Last year a midmarket medical-supply company asked my firm to recruit a new CIO. The incumbent had done a wonderful job in her two years in the post, the CFO told me, but, sadly, she was retiring.
Earlier in the year, this CIO had launched a single-instance, global enterprise-resource planning implementation that seemed to be going quite well. All the new CIO would have to do is guide this well-managed program to its graceful completion, with a go-live date set for September 2011.
We recruited the new CIO, and guess what he discovered during his first few weeks on the job?
The ERP project had run amok.
When I asked him what the three greatest problems were, he said: “The systems integrator had dropped the ball on project planning, the development organization had done subpar work on configuration, and the business teams were not prepared for how a new ERP system would impact their work.”
“So, just minor issues like project management, technology, and people,” I thought. “What’s the problem?”
Turns out, the company had to fire the systems integrator, go back to the well for nearly double the budget, and set the go-live date back for a full year. Essentially, the company had to start over from scratch, and the CFO ended up in the unenviable position of having to report all of this to the board. The now-retired CIO had reported to him. The CFO was accountable.
This story, unhappily, is far from unique. It happens all the time. Most likely, it has happened to you. What could the CFO have done to prevent this disaster? “Hire a better CIO” is not the answer. I’ve seen good CIOs preside over failed ERP implementations because their executive peers had not done their part in making the project a success. ERP implementations have a profound impact on the way a business runs, and the degree and quality of business engagement is a critical part of their success or failure. If the business isn’t involved, the ERP will fail, and the CFO — along with everyone else — will suffer. Working on the assumption that you do not like to suffer, here’s my list of five common ERP mistakes to avoid.
- Selecting the wrong product. Unbelievably, companies often select ERP packages that are not commonly used in their industries. In addition to looking for the right balance of reliability and flexibility, the ERP vendor you choose should have a long list of happy customers in the same industry as your own.

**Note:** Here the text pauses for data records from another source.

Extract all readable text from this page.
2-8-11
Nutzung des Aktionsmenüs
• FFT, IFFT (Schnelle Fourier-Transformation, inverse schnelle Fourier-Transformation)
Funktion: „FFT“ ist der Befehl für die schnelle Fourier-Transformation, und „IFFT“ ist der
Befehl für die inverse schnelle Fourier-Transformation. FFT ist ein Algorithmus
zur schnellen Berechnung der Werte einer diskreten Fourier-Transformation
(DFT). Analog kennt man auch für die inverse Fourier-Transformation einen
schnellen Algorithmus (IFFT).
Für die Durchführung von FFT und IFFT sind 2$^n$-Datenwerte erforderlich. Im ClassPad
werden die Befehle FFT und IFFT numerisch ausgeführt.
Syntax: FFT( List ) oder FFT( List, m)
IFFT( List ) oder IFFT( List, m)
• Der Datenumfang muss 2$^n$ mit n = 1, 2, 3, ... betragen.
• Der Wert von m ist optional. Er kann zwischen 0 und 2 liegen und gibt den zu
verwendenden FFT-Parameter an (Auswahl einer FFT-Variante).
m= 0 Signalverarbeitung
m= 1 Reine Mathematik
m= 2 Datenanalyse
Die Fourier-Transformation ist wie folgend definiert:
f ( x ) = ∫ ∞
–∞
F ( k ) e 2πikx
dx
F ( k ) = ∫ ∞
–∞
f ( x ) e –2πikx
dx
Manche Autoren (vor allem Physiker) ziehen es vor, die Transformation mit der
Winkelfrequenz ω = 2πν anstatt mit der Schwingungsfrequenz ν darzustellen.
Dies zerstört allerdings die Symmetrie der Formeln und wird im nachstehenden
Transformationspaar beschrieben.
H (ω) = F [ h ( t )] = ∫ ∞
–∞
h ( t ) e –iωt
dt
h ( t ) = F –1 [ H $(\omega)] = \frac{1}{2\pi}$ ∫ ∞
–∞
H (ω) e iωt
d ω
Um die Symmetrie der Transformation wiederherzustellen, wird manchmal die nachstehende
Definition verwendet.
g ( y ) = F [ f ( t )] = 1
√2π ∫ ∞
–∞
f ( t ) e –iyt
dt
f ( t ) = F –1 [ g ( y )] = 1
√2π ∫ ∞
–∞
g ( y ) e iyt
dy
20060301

- Locating program leadership too low in the organization. ERP is a game-changing project that requires leadership in the upper echelons. I have had first-hand experience recruiting ERP program leaders for management teams who then want to shove those leaders three rungs below the executive committee. At the midmanagement level, these directors do not have either the visibility or influence to lead. Consequently, the program suffers.
- Assuming that ERP is an IT project. I’ve said it before and I’ll say it again: ERP is not an IT project; it is a business project, and it requires more than business sponsorship. It requires business leadership, not to mention resources, commitment, and engagement. If your CIO is the only executive giving ERP project updates, you are headed for trouble. And if your CIO agrees to launch an ERP project without a true and committed executive partner from the business, you have the wrong CIO.
- Ignoring the talent question. Sometimes I tell clients, “Finding SAP talent is easy. Just add a zero to their monthly pay.” (I’ve noticed that clients almost never laugh at this joke, so I’m thinking about retiring it.) Ask yourself, Can your company effectively recruit a pool of talent that has experience in your specific ERP package? Can you pay them enough? Can you attract them to your company and your neck of the woods? I have seen companies push back their ERP launch date because recruiting those rare birds with the right blend of industry, technology, and leadership experience is much harder than they anticipated.
- Underestimating how long an ERP will take. It is rare for a company to complete an ERP implementation (or upgrade) in the time they budget at the start. This is one formula for estimating an implementation time line; there are others. But whatever formula you use, you have to build in a cushion because, if history is a guide, you are bound to need more time.
A CIO recently told me that “ERP projects are won or lost at the beginning.” If you don’t set them up from the start with the right people, product, partners, and expectations, you may as well not start at all. You are the CFO, and when an ERP goes south, you may be able to blame the CIO and even fire him, but the failure is your failure, too.
I wouldn’t have wanted to be that medical-supply company CFO standing in front of his board trying to explain why his previous reports on the progress of the ERP project were so far off the mark. Would you?